Она пошла за мной на кухню.
В холодильнике что-то было. Я достал начатую бутылку коньяку, показал ей.
— Вот это вещь! — обрадовалась она. — А мы всю ночь водку хлестали.
И сама достала с полки две чашки:
— Наливай!
— А-а… вторая зачем?
— Как зачем? Тебе!
— Что вы! Я… Мне…
У меня чуть не сорвалось с языка, что мне и так попадет, если отец с матерью заметят, а чтобы еще самому…
— Ну и приветик! Будь здоров! — сказала она. — Поехали! За нашу школу! Я тоже в ней училась. И за тебя!
Галя вобрала в себя воздух, словно перед тем как нырнуть под воду, и залпом выпила почти полную чашку.
Я ахнул.
Потом она села тут же, на кухне, за стол и долго не уходила. А я стоял рядом с ней, стоял с бутылкой в руках и не знал, что делать.
Галя молчала, и мне уже показалось, что ей плохо, как вдруг она посмотрела на меня, ухмыльнулась и сказала:
— Хорошо! До чего же хорошо, а! А я тебе нравлюсь? Скажи, нравлюсь?
Не знаю, что мне было сказать.
— Не знаю, — сказал я, ничего не соображая.
— Знаю: нравлюсь! Нравлюсь, нравлюсь, нравлюсь! И ты ходишь за мной, бегаешь, смотришь. И мне это нравится. Скажу даже тебе, что ты, в общем, ничего… Ничего, вот только бы постарше чуть. Но ты и не маленький. Я в твои годы…
— Не знаю, — опять пробормотал я.
— А я знаю! — решительно произнесла она. — И потому подойди ко мне, стань на колени и делай все, что хочешь! Я тебе все позволяю! Я, если даже хочешь знать… Ты мне тоже нравишься!..
— Ты чего сегодня мрачнее тучи? — спросил отец. — Двойку схватил?
— И правда, что с тобой, сынок? — спросила мать. — Папа прав…
Они уже помирились, и я был рад этому, но мне хотелось сказать сейчас им, что лучше бы я схватил двойку, и что вообще двойки, колы, тройки, четверки, пятерки ничего не значат, и это не так уж важно, кто как учится, а важно что-то другое, более важное…
Я не сказал.
Сказал другое:
— Нет, сегодня отметок не было.
Про себя подумал: «И Лизы сегодня не было. И никто не удивился. Сваливают на какой-то грипп».

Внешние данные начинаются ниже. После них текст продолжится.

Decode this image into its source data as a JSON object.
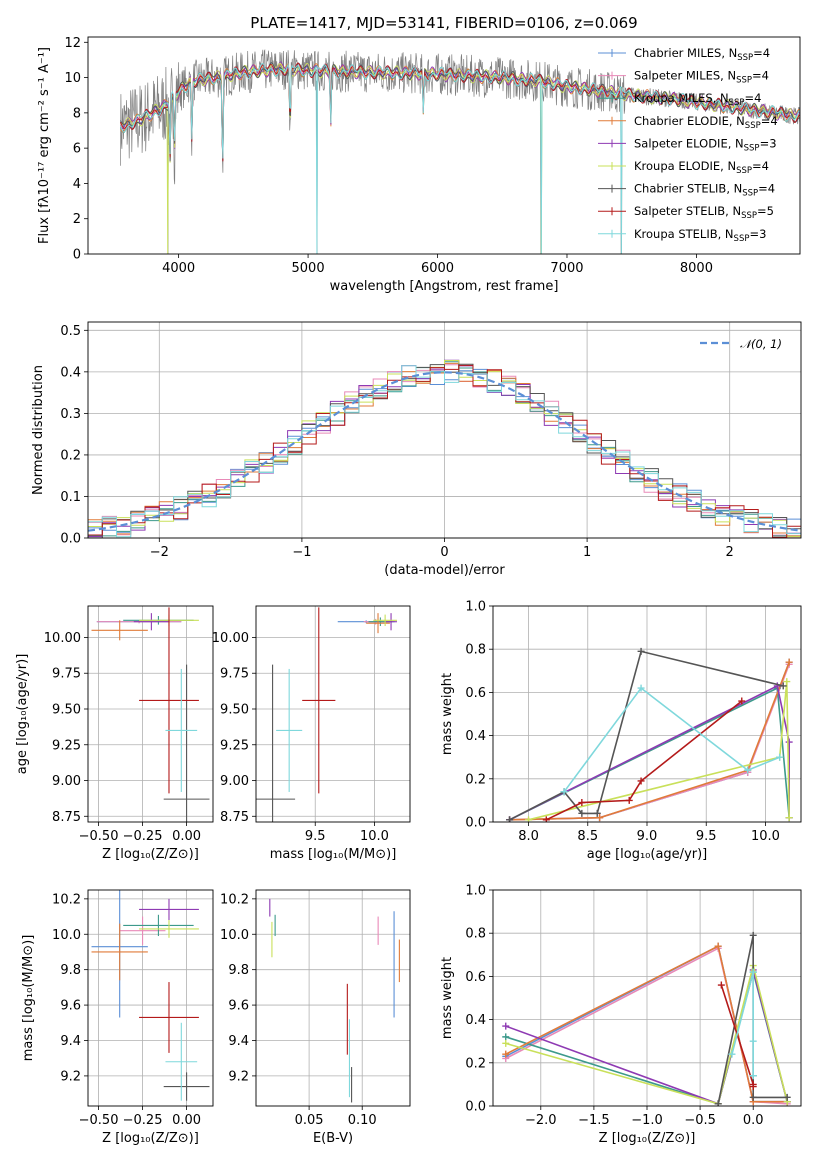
{
  "colors": {
    "chabrier_miles": "#5b8fd6",
    "salpeter_miles": "#e88ab8",
    "kroupa_miles": "#3d9a8b",
    "chabrier_elodie": "#e07b39",
    "salpeter_elodie": "#8e3ab3",
    "kroupa_elodie": "#c9e05a",
    "chabrier_stelib": "#555555",
    "salpeter_stelib": "#b41a1a",
    "kroupa_stelib": "#7fd8dc",
    "data": "#7f7f7f",
    "normal_curve": "#5b8fd6"
  },
  "chart_data": [
    {
      "id": "spectrum",
      "type": "line",
      "title": "PLATE=1417, MJD=53141, FIBERID=0106, z=0.069",
      "xlabel": "wavelength [Angstrom, rest frame]",
      "ylabel": "Flux [fλ10⁻¹⁷ erg cm⁻² s⁻¹ A⁻¹]",
      "xlim": [
        3300,
        8800
      ],
      "ylim": [
        0,
        12.3
      ],
      "xticks": [
        "4000",
        "5000",
        "6000",
        "7000",
        "8000"
      ],
      "yticks": [
        "0",
        "2",
        "4",
        "6",
        "8",
        "10",
        "12"
      ],
      "grid": false,
      "legend_position": "top-right",
      "legend": [
        {
          "label": "Chabrier MILES, N",
          "sub": "SSP",
          "val": "=4",
          "color_key": "chabrier_miles"
        },
        {
          "label": "Salpeter MILES, N",
          "sub": "SSP",
          "val": "=4",
          "color_key": "salpeter_miles"
        },
        {
          "label": "Kroupa MILES, N",
          "sub": "SSP",
          "val": "=4",
          "color_key": "kroupa_miles"
        },
        {
          "label": "Chabrier ELODIE, N",
          "sub": "SSP",
          "val": "=4",
          "color_key": "chabrier_elodie"
        },
        {
          "label": "Salpeter ELODIE, N",
          "sub": "SSP",
          "val": "=3",
          "color_key": "salpeter_elodie"
        },
        {
          "label": "Kroupa ELODIE, N",
          "sub": "SSP",
          "val": "=4",
          "color_key": "kroupa_elodie"
        },
        {
          "label": "Chabrier STELIB, N",
          "sub": "SSP",
          "val": "=4",
          "color_key": "chabrier_stelib"
        },
        {
          "label": "Salpeter STELIB, N",
          "sub": "SSP",
          "val": "=5",
          "color_key": "salpeter_stelib"
        },
        {
          "label": "Kroupa STELIB, N",
          "sub": "SSP",
          "val": "=3",
          "color_key": "kroupa_stelib"
        }
      ],
      "continuum": {
        "x": [
          3550,
          3700,
          3900,
          4000,
          4100,
          4300,
          4500,
          4800,
          5000,
          5500,
          6000,
          6500,
          6800,
          7000,
          7300,
          7500,
          7800,
          8000,
          8300,
          8600,
          8800
        ],
        "y": [
          7.2,
          7.6,
          8.4,
          9.2,
          9.8,
          10.0,
          10.3,
          10.5,
          10.4,
          10.3,
          10.2,
          10.0,
          9.8,
          9.5,
          9.2,
          9.0,
          8.8,
          8.6,
          8.3,
          8.0,
          7.8
        ]
      },
      "absorption_lines": [
        {
          "x": 3933,
          "y": 5.4
        },
        {
          "x": 3968,
          "y": 5.8
        },
        {
          "x": 4102,
          "y": 6.5
        },
        {
          "x": 4340,
          "y": 5.1
        },
        {
          "x": 4861,
          "y": 7.2
        },
        {
          "x": 5175,
          "y": 7.5
        },
        {
          "x": 5890,
          "y": 8.0
        }
      ],
      "spikes_to_zero": [
        3918,
        5070,
        6800,
        7420
      ],
      "noise_range": [
        3550,
        7450
      ]
    },
    {
      "id": "residuals",
      "type": "area",
      "xlabel": "(data-model)/error",
      "ylabel": "Normed distribution",
      "xlim": [
        -2.5,
        2.5
      ],
      "ylim": [
        0,
        0.52
      ],
      "xticks": [
        -2,
        -1,
        0,
        1,
        2
      ],
      "yticks": [
        0.0,
        0.1,
        0.2,
        0.3,
        0.4,
        0.5
      ],
      "tick_labels_x": [
        "−2",
        "−1",
        "0",
        "1",
        "2"
      ],
      "tick_labels_y": [
        "0.0",
        "0.1",
        "0.2",
        "0.3",
        "0.4",
        "0.5"
      ],
      "grid": true,
      "legend_position": "top-right",
      "legend": [
        {
          "label": "𝒩(0, 1)",
          "color_key": "normal_curve"
        }
      ],
      "bin_width": 0.1
    },
    {
      "id": "age_vs_Z",
      "type": "scatter",
      "xlabel": "Z [log₁₀(Z/Z⊙)]",
      "ylabel": "age  [log₁₀(age/yr)]",
      "xlim": [
        -0.56,
        0.15
      ],
      "ylim": [
        8.71,
        10.22
      ],
      "xticks": [
        -0.5,
        -0.25,
        0.0
      ],
      "yticks": [
        8.75,
        9.0,
        9.25,
        9.5,
        9.75,
        10.0
      ],
      "tick_labels_x": [
        "−0.50",
        "−0.25",
        "0.00"
      ],
      "tick_labels_y": [
        "8.75",
        "9.00",
        "9.25",
        "9.50",
        "9.75",
        "10.00"
      ],
      "grid": true,
      "points": [
        {
          "color_key": "chabrier_miles",
          "x": -0.27,
          "xerr": 0.24,
          "y": 10.11,
          "yerr": 0.01
        },
        {
          "color_key": "salpeter_miles",
          "x": -0.27,
          "xerr": 0.24,
          "y": 10.11,
          "yerr": 0.01
        },
        {
          "color_key": "kroupa_miles",
          "x": -0.16,
          "xerr": 0.2,
          "y": 10.12,
          "yerr": 0.03
        },
        {
          "color_key": "chabrier_elodie",
          "x": -0.38,
          "xerr": 0.16,
          "y": 10.05,
          "yerr": 0.07
        },
        {
          "color_key": "salpeter_elodie",
          "x": -0.2,
          "xerr": 0.1,
          "y": 10.11,
          "yerr": 0.06
        },
        {
          "color_key": "kroupa_elodie",
          "x": -0.1,
          "xerr": 0.17,
          "y": 10.12,
          "yerr": 0.04
        },
        {
          "color_key": "chabrier_stelib",
          "x": 0.0,
          "xerr": 0.13,
          "y": 8.87,
          "yerr": 0.94
        },
        {
          "color_key": "salpeter_stelib",
          "x": -0.1,
          "xerr": 0.17,
          "y": 9.56,
          "yerr": 0.65
        },
        {
          "color_key": "kroupa_stelib",
          "x": -0.03,
          "xerr": 0.09,
          "y": 9.35,
          "yerr": 0.43
        }
      ]
    },
    {
      "id": "age_vs_mass",
      "type": "scatter",
      "xlabel": "mass [log₁₀(M/M⊙)]",
      "ylabel": "",
      "xlim": [
        9.0,
        10.3
      ],
      "ylim": [
        8.71,
        10.22
      ],
      "xticks": [
        9.5,
        10.0
      ],
      "yticks": [
        8.75,
        9.0,
        9.25,
        9.5,
        9.75,
        10.0
      ],
      "tick_labels_x": [
        "9.5",
        "10.0"
      ],
      "tick_labels_y": [
        "8.75",
        "9.00",
        "9.25",
        "9.50",
        "9.75",
        "10.00"
      ],
      "grid": true,
      "points": [
        {
          "color_key": "chabrier_miles",
          "x": 9.93,
          "xerr": 0.24,
          "y": 10.11,
          "yerr": 0.01
        },
        {
          "color_key": "salpeter_miles",
          "x": 10.01,
          "xerr": 0.1,
          "y": 10.11,
          "yerr": 0.02
        },
        {
          "color_key": "kroupa_miles",
          "x": 10.05,
          "xerr": 0.1,
          "y": 10.11,
          "yerr": 0.03
        },
        {
          "color_key": "chabrier_elodie",
          "x": 10.03,
          "xerr": 0.1,
          "y": 10.1,
          "yerr": 0.07
        },
        {
          "color_key": "salpeter_elodie",
          "x": 10.14,
          "xerr": 0.05,
          "y": 10.11,
          "yerr": 0.06
        },
        {
          "color_key": "kroupa_elodie",
          "x": 10.09,
          "xerr": 0.1,
          "y": 10.12,
          "yerr": 0.04
        },
        {
          "color_key": "chabrier_stelib",
          "x": 9.14,
          "xerr": 0.19,
          "y": 8.87,
          "yerr": 0.94
        },
        {
          "color_key": "salpeter_stelib",
          "x": 9.53,
          "xerr": 0.14,
          "y": 9.56,
          "yerr": 0.65
        },
        {
          "color_key": "kroupa_stelib",
          "x": 9.28,
          "xerr": 0.11,
          "y": 9.35,
          "yerr": 0.43
        }
      ]
    },
    {
      "id": "massweight_vs_age",
      "type": "line",
      "xlabel": "age  [log₁₀(age/yr)]",
      "ylabel": "mass weight",
      "xlim": [
        7.7,
        10.3
      ],
      "ylim": [
        0,
        1.0
      ],
      "xticks": [
        8.0,
        8.5,
        9.0,
        9.5,
        10.0
      ],
      "yticks": [
        0.0,
        0.2,
        0.4,
        0.6,
        0.8,
        1.0
      ],
      "tick_labels_x": [
        "8.0",
        "8.5",
        "9.0",
        "9.5",
        "10.0"
      ],
      "tick_labels_y": [
        "0.0",
        "0.2",
        "0.4",
        "0.6",
        "0.8",
        "1.0"
      ],
      "grid": true,
      "series": [
        {
          "color_key": "chabrier_miles",
          "x": [
            7.84,
            8.6,
            9.85,
            10.2
          ],
          "y": [
            0.01,
            0.02,
            0.23,
            0.74
          ]
        },
        {
          "color_key": "salpeter_miles",
          "x": [
            7.84,
            8.6,
            9.85,
            10.2
          ],
          "y": [
            0.01,
            0.02,
            0.23,
            0.73
          ]
        },
        {
          "color_key": "kroupa_miles",
          "x": [
            7.84,
            10.1,
            10.2
          ],
          "y": [
            0.01,
            0.62,
            0.02
          ]
        },
        {
          "color_key": "chabrier_elodie",
          "x": [
            7.84,
            8.6,
            9.85,
            10.2
          ],
          "y": [
            0.01,
            0.02,
            0.24,
            0.74
          ]
        },
        {
          "color_key": "salpeter_elodie",
          "x": [
            7.84,
            10.1,
            10.2,
            10.2
          ],
          "y": [
            0.01,
            0.63,
            0.37,
            0.02
          ]
        },
        {
          "color_key": "kroupa_elodie",
          "x": [
            8.0,
            10.12,
            10.18,
            10.2
          ],
          "y": [
            0.01,
            0.3,
            0.65,
            0.02
          ]
        },
        {
          "color_key": "chabrier_stelib",
          "x": [
            7.84,
            8.3,
            8.45,
            8.58,
            8.95,
            10.15
          ],
          "y": [
            0.01,
            0.14,
            0.04,
            0.04,
            0.79,
            0.63
          ]
        },
        {
          "color_key": "salpeter_stelib",
          "x": [
            8.15,
            8.45,
            8.85,
            8.95,
            9.8
          ],
          "y": [
            0.01,
            0.09,
            0.1,
            0.19,
            0.56
          ]
        },
        {
          "color_key": "kroupa_stelib",
          "x": [
            8.3,
            8.95,
            9.85,
            10.12
          ],
          "y": [
            0.14,
            0.62,
            0.24,
            0.3
          ]
        }
      ]
    },
    {
      "id": "mass_vs_Z",
      "type": "scatter",
      "xlabel": "Z [log₁₀(Z/Z⊙)]",
      "ylabel": "mass [log₁₀(M/M⊙)]",
      "xlim": [
        -0.56,
        0.15
      ],
      "ylim": [
        9.03,
        10.25
      ],
      "xticks": [
        -0.5,
        -0.25,
        0.0
      ],
      "yticks": [
        9.2,
        9.4,
        9.6,
        9.8,
        10.0,
        10.2
      ],
      "tick_labels_x": [
        "−0.50",
        "−0.25",
        "0.00"
      ],
      "tick_labels_y": [
        "9.2",
        "9.4",
        "9.6",
        "9.8",
        "10.0",
        "10.2"
      ],
      "grid": true,
      "points": [
        {
          "color_key": "chabrier_miles",
          "x": -0.38,
          "xerr": 0.16,
          "y": 9.93,
          "yerr": 0.4
        },
        {
          "color_key": "salpeter_miles",
          "x": -0.25,
          "xerr": 0.13,
          "y": 10.02,
          "yerr": 0.08
        },
        {
          "color_key": "kroupa_miles",
          "x": -0.16,
          "xerr": 0.2,
          "y": 10.05,
          "yerr": 0.06
        },
        {
          "color_key": "chabrier_elodie",
          "x": -0.38,
          "xerr": 0.16,
          "y": 9.9,
          "yerr": 0.16
        },
        {
          "color_key": "salpeter_elodie",
          "x": -0.1,
          "xerr": 0.17,
          "y": 10.14,
          "yerr": 0.06
        },
        {
          "color_key": "kroupa_elodie",
          "x": -0.1,
          "xerr": 0.17,
          "y": 10.03,
          "yerr": 0.05
        },
        {
          "color_key": "chabrier_stelib",
          "x": 0.0,
          "xerr": 0.13,
          "y": 9.14,
          "yerr": 0.08
        },
        {
          "color_key": "salpeter_stelib",
          "x": -0.1,
          "xerr": 0.17,
          "y": 9.53,
          "yerr": 0.2
        },
        {
          "color_key": "kroupa_stelib",
          "x": -0.03,
          "xerr": 0.09,
          "y": 9.28,
          "yerr": 0.22
        }
      ]
    },
    {
      "id": "mass_vs_ebv",
      "type": "scatter",
      "xlabel": "E(B-V)",
      "ylabel": "",
      "xlim": [
        0.0,
        0.145
      ],
      "ylim": [
        9.03,
        10.25
      ],
      "xticks": [
        0.05,
        0.1
      ],
      "yticks": [
        9.2,
        9.4,
        9.6,
        9.8,
        10.0,
        10.2
      ],
      "tick_labels_x": [
        "0.05",
        "0.10"
      ],
      "tick_labels_y": [
        "9.2",
        "9.4",
        "9.6",
        "9.8",
        "10.0",
        "10.2"
      ],
      "grid": true,
      "points": [
        {
          "color_key": "chabrier_miles",
          "x": 0.13,
          "xerr": 0.0,
          "y": 9.83,
          "yerr": 0.3
        },
        {
          "color_key": "salpeter_miles",
          "x": 0.115,
          "xerr": 0.0,
          "y": 10.02,
          "yerr": 0.08
        },
        {
          "color_key": "kroupa_miles",
          "x": 0.018,
          "xerr": 0.0,
          "y": 10.05,
          "yerr": 0.06
        },
        {
          "color_key": "chabrier_elodie",
          "x": 0.135,
          "xerr": 0.0,
          "y": 9.85,
          "yerr": 0.12
        },
        {
          "color_key": "salpeter_elodie",
          "x": 0.013,
          "xerr": 0.0,
          "y": 10.15,
          "yerr": 0.05
        },
        {
          "color_key": "kroupa_elodie",
          "x": 0.015,
          "xerr": 0.0,
          "y": 9.97,
          "yerr": 0.1
        },
        {
          "color_key": "chabrier_stelib",
          "x": 0.09,
          "xerr": 0.0,
          "y": 9.15,
          "yerr": 0.1
        },
        {
          "color_key": "salpeter_stelib",
          "x": 0.086,
          "xerr": 0.0,
          "y": 9.52,
          "yerr": 0.2
        },
        {
          "color_key": "kroupa_stelib",
          "x": 0.088,
          "xerr": 0.0,
          "y": 9.3,
          "yerr": 0.22
        }
      ]
    },
    {
      "id": "massweight_vs_Z",
      "type": "line",
      "xlabel": "Z [log₁₀(Z/Z⊙)]",
      "ylabel": "mass weight",
      "xlim": [
        -2.45,
        0.45
      ],
      "ylim": [
        0,
        1.0
      ],
      "xticks": [
        -2.0,
        -1.5,
        -1.0,
        -0.5,
        0.0
      ],
      "yticks": [
        0.0,
        0.2,
        0.4,
        0.6,
        0.8,
        1.0
      ],
      "tick_labels_x": [
        "−2.0",
        "−1.5",
        "−1.0",
        "−0.5",
        "0.0"
      ],
      "tick_labels_y": [
        "0.0",
        "0.2",
        "0.4",
        "0.6",
        "0.8",
        "1.0"
      ],
      "grid": true,
      "series": [
        {
          "color_key": "chabrier_miles",
          "x": [
            -2.33,
            -0.33,
            0.0,
            0.32
          ],
          "y": [
            0.23,
            0.74,
            0.02,
            0.02
          ]
        },
        {
          "color_key": "salpeter_miles",
          "x": [
            -2.33,
            -0.33,
            0.0,
            0.32
          ],
          "y": [
            0.22,
            0.73,
            0.02,
            0.01
          ]
        },
        {
          "color_key": "kroupa_miles",
          "x": [
            -2.33,
            -0.33,
            0.0,
            0.32
          ],
          "y": [
            0.32,
            0.01,
            0.62,
            0.02
          ]
        },
        {
          "color_key": "chabrier_elodie",
          "x": [
            -2.33,
            -0.33,
            0.0,
            0.32
          ],
          "y": [
            0.24,
            0.74,
            0.02,
            0.02
          ]
        },
        {
          "color_key": "salpeter_elodie",
          "x": [
            -2.33,
            -0.33,
            0.0,
            0.32
          ],
          "y": [
            0.37,
            0.01,
            0.63,
            0.02
          ]
        },
        {
          "color_key": "kroupa_elodie",
          "x": [
            -2.33,
            -0.33,
            0.0,
            0.32
          ],
          "y": [
            0.29,
            0.01,
            0.65,
            0.02
          ]
        },
        {
          "color_key": "chabrier_stelib",
          "x": [
            -0.33,
            0.0,
            0.0,
            0.0,
            0.32
          ],
          "y": [
            0.01,
            0.79,
            0.14,
            0.04,
            0.04
          ]
        },
        {
          "color_key": "salpeter_stelib",
          "x": [
            -0.3,
            0.0,
            0.0
          ],
          "y": [
            0.56,
            0.1,
            0.09
          ]
        },
        {
          "color_key": "kroupa_stelib",
          "x": [
            -0.2,
            0.0,
            0.0,
            0.0
          ],
          "y": [
            0.24,
            0.62,
            0.3,
            0.14
          ]
        }
      ]
    }
  ]
}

— Между прочим, — сказал отец, — сегодня есть важное для тебя постановление, слышал?
— Нет, какое?
— И тебя касается, и вообще всех подростков, — пояснил отец. — Вам теперь все внимание. Книг для вас будут больше выпускать, фильмов, физкультура и спорт, конечно, а самое главное — воспитание. Воспитанием займутся всерьез…
— Нас и так воспитывают…
— А будут еще лучше. А впрочем… — добавил он и не договорил.
Я рано лег спать в этот вечер. Подошла мать, пожелала спокойной ночи, опять спросила:
— Не нравишься ты мне сегодня. Что-то случилось?
— Ничего не случилось. Но… Посиди со мной, — попросил я. — И знаешь что? Скажи, пожалуйста, почему это вы, когда с папой о нашей улице говорите, что она самая лучшая, все Ломоносовский проспект вспоминаете. Почему? А если бы туда переехали, тогда?